Black Friday has some great deals! And Cyber Monday’s sales are stupendous! By late November, the deals are all around you and life is awash in blinking “sale” signs. We all love a good deal and have a budget we have to plan around, so shopping these sales seems like the logical choice right? Get a good deal and get the shopping done so we can focus on other things like spending time with family, mailing out greeting cards, and baking delicious holiday treats. But watch out! There are still ways that shopping early can derail your plans for an easy, frugal holiday.
The Sales Keep On Coming
Everywhere you look there are more sales, all December long. Every time you set foot in any store, turn on the television, log into your email, browse online, or even walk down the street in a commercial district, the sales are begging you to shop them. And since retailers really want your cash they are offering some legitimate bargains. “Oh look, little Johnny has been wanting that train set and it’s 50% off now! Mom would love that sweater!” Being constantly bombarded with sales may make you want to buy another gift that the recipient may legitimately really like, but alas, you have already bought them a gift. If you want to keep your budget in check, return the item you already bought or pass up the new sale.

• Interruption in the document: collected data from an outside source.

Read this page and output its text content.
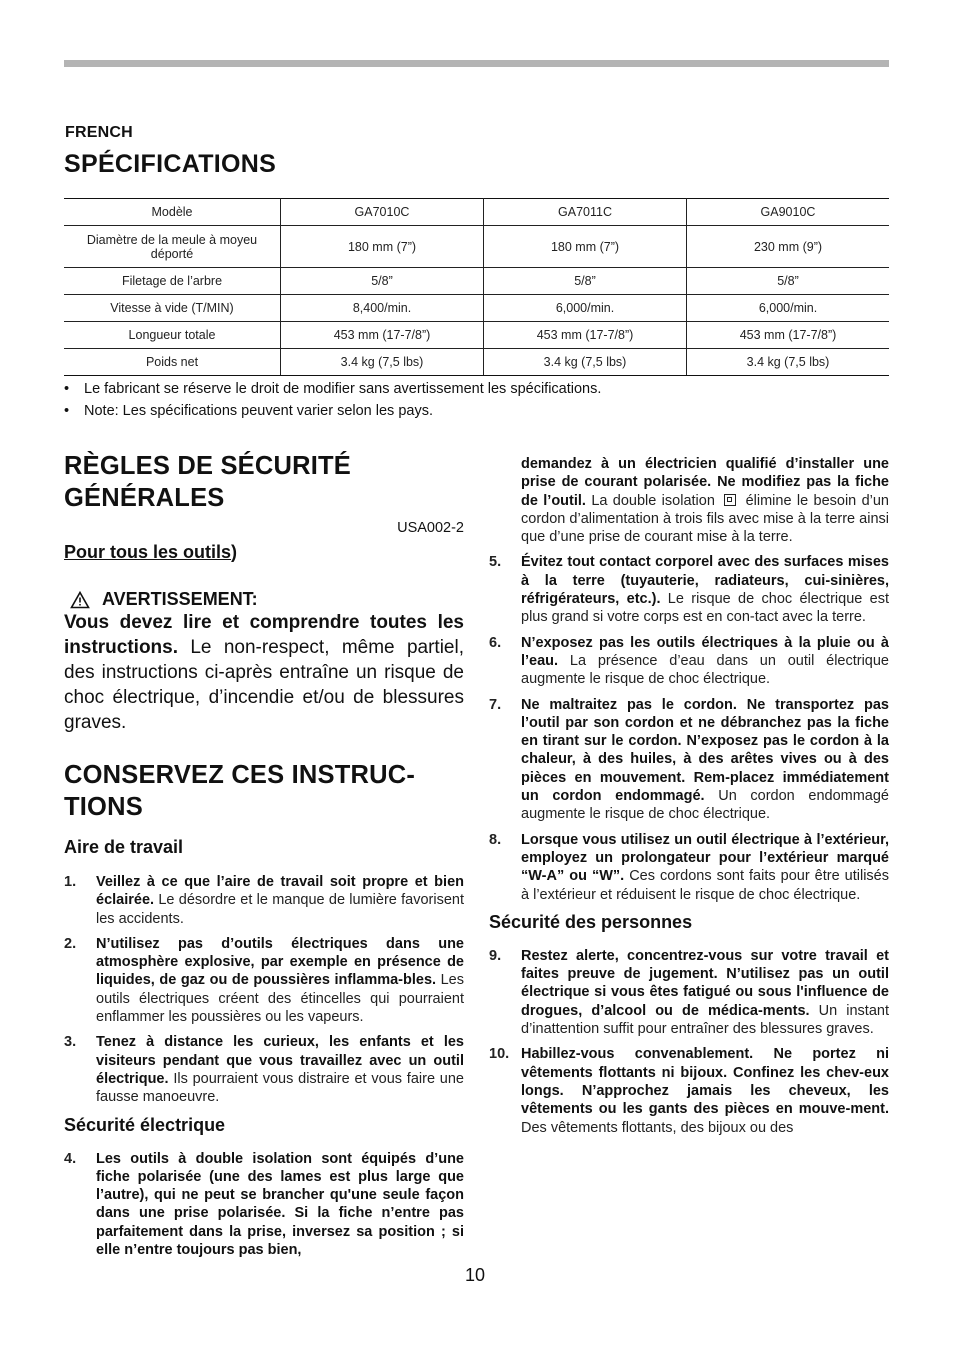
FRENCH
SPÉCIFICATIONS
Modèle	GA7010C	GA7011C	GA9010C
Diamètre de la meule à moyeu déporté	180 mm (7”)	180 mm (7”)	230 mm (9”)
Filetage de l’arbre	5/8”	5/8”	5/8”
Vitesse à vide (T/MIN)	8,400/min.	6,000/min.	6,000/min.
Longueur totale	453 mm (17-7/8”)	453 mm (17-7/8”)	453 mm (17-7/8”)
Poids net	3.4 kg (7,5 lbs)	3.4 kg (7,5 lbs)	3.4 kg (7,5 lbs)
• Le fabricant se réserve le droit de modifier sans avertissement les spécifications.
• Note: Les spécifications peuvent varier selon les pays.
RÈGLES DE SÉCURITÉ
GÉNÉRALES
USA002-2
Pour tous les outils)
AVERTISSEMENT:
Vous devez lire et comprendre toutes les instructions. Le non-respect, même partiel, des instructions ci-après entraîne un risque de choc électrique, d’incendie et/ou de blessures graves.
CONSERVEZ CES INSTRUC-
TIONS
Aire de travail
1. Veillez à ce que l’aire de travail soit propre et bien éclairée. Le désordre et le manque de lumière favorisent les accidents.
2. N’utilisez pas d’outils électriques dans une atmosphère explosive, par exemple en présence de liquides, de gaz ou de poussières inflamma-bles. Les outils électriques créent des étincelles qui pourraient enflammer les poussières ou les vapeurs.
3. Tenez à distance les curieux, les enfants et les visiteurs pendant que vous travaillez avec un outil électrique. Ils pourraient vous distraire et vous faire une fausse manoeuvre.
Sécurité électrique
4. Les outils à double isolation sont équipés d’une fiche polarisée (une des lames est plus large que l’autre), qui ne peut se brancher qu'une seule façon dans une prise polarisée. Si la fiche n’entre pas parfaitement dans la prise, inversez sa position ; si elle n’entre toujours pas bien,
demandez à un électricien qualifié d’installer une prise de courant polarisée. Ne modifiez pas la fiche de l’outil. La double isolation  élimine le besoin d’un cordon d’alimentation à trois fils avec mise à la terre ainsi que d’une prise de courant mise à la terre.
5. Évitez tout contact corporel avec des surfaces mises à la terre (tuyauterie, radiateurs, cui-sinières, réfrigérateurs, etc.). Le risque de choc électrique est plus grand si votre corps est en con-tact avec la terre.
6. N’exposez pas les outils électriques à la pluie ou à l’eau. La présence d’eau dans un outil électrique augmente le risque de choc électrique.
7. Ne maltraitez pas le cordon. Ne transportez pas l’outil par son cordon et ne débranchez pas la fiche en tirant sur le cordon. N’exposez pas le cordon à la chaleur, à des huiles, à des arêtes vives ou à des pièces en mouvement. Rem-placez immédiatement un cordon endommagé. Un cordon endommagé augmente le risque de choc électrique.
8. Lorsque vous utilisez un outil électrique à l’extérieur, employez un prolongateur pour l’extérieur marqué “W-A” ou “W”. Ces cordons sont faits pour être utilisés à l’extérieur et réduisent le risque de choc électrique.
Sécurité des personnes
9. Restez alerte, concentrez-vous sur votre travail et faites preuve de jugement. N’utilisez pas un outil électrique si vous êtes fatigué ou sous l'influence de drogues, d’alcool ou de médica-ments. Un instant d’inattention suffit pour entraîner des blessures graves.
10. Habillez-vous convenablement. Ne portez ni vêtements flottants ni bijoux. Confinez les chev-eux longs. N’approchez jamais les cheveux, les vêtements ou les gants des pièces en mouve-ment. Des vêtements flottants, des bijoux ou des
10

Pre-Purchase Leads to the Illusion of More Available Money
You planned and budgeted your Christmas shopping money, carefully saving all year to be able to afford those special gifts for those special people. Once those gifts have been bought and the savings depleted, we bask in the momentary glory of our budget victory. Our November and December regular monthly budget hasn’t been touched! Then come the remaining weeks before Christmas when we begin to shop again, using our regular monthly budget to add supplemental gifts because we think we can afford it since we weren’t feeling the pinch. Remember, you set a gift budget and saved for a reason. If that reason was to make sure to not overspend so that you can keep paying off debts or save for a family vacation, don’t put those plans in jeopardy just because you’re feeling jolly.
One for You, One for Me
When everyone else has been taken care of, it is quite customary for our minds to drift back to ourselves. That list has everyone and everything checked off, you feel a sense of accomplishment, and when walking out of the mall you spy those shoes that would be a perfect gift for yourself. Self-gifting is a concept that retailers love and are doing a heavy marketing push for this year. After everyone’s gift is bought, don’t fall into the trap that now is the time to buy yourself something shiny and new too.
Just how do you avoid these early shopping budget pitfalls?
Take your Christmas Gift Shopping List with You.
Whenever I see a brilliant gift idea for someone, I look at my list. If that person is crossed out and their gifts have been purchased, then I jot down the idea on the back of the list for next year. Sales are cyclical and that item will be on sale again next year.
Watch Out for the Greed Trap
When shopping for others we can often get greedy and desire new gifts as well and so we go out and buy them for ourselves. But that can lead to budget busting and guilt, especially when we realize we were cheap about a gift we gave someone else and look down at our more expensive new shoes. Remember to enjoy the concept of gift giving for what it is, giving a gift to someone because it will bring them joy or fill a need they have. Side stepping a feeling of entitlement and focusing on the gift giving can allow you to walk out of the store without extra gifts for yourself. Besides, most of us will also be receiving gifts this year and not filling our homes with gifts we bought ourselves will allow us to appreciate the gifts others bought us, and allow us to keep from having to make a lot of returns because they gave us just what we wanted and which we had already bought ourselves. And if that thing we really wanted isn’t under the tree this year? Well, that’s what after Christmas sales are for.
Track Your Spending
On my Christmas shopping gift list I put next to each person’s name what I intend to buy them and how much I intend to spend to stay on budget. When I buy them an item, I jot down what I bought (because sometimes I change my mind and get them something else entirely) and the amount I actually spent (because hopefully it was on sale and under budget!). Then I keep tallying up that total so I can see how much I have spent on each person and as a whole. Seeing the numbers right in front of me helps to curb excess spending.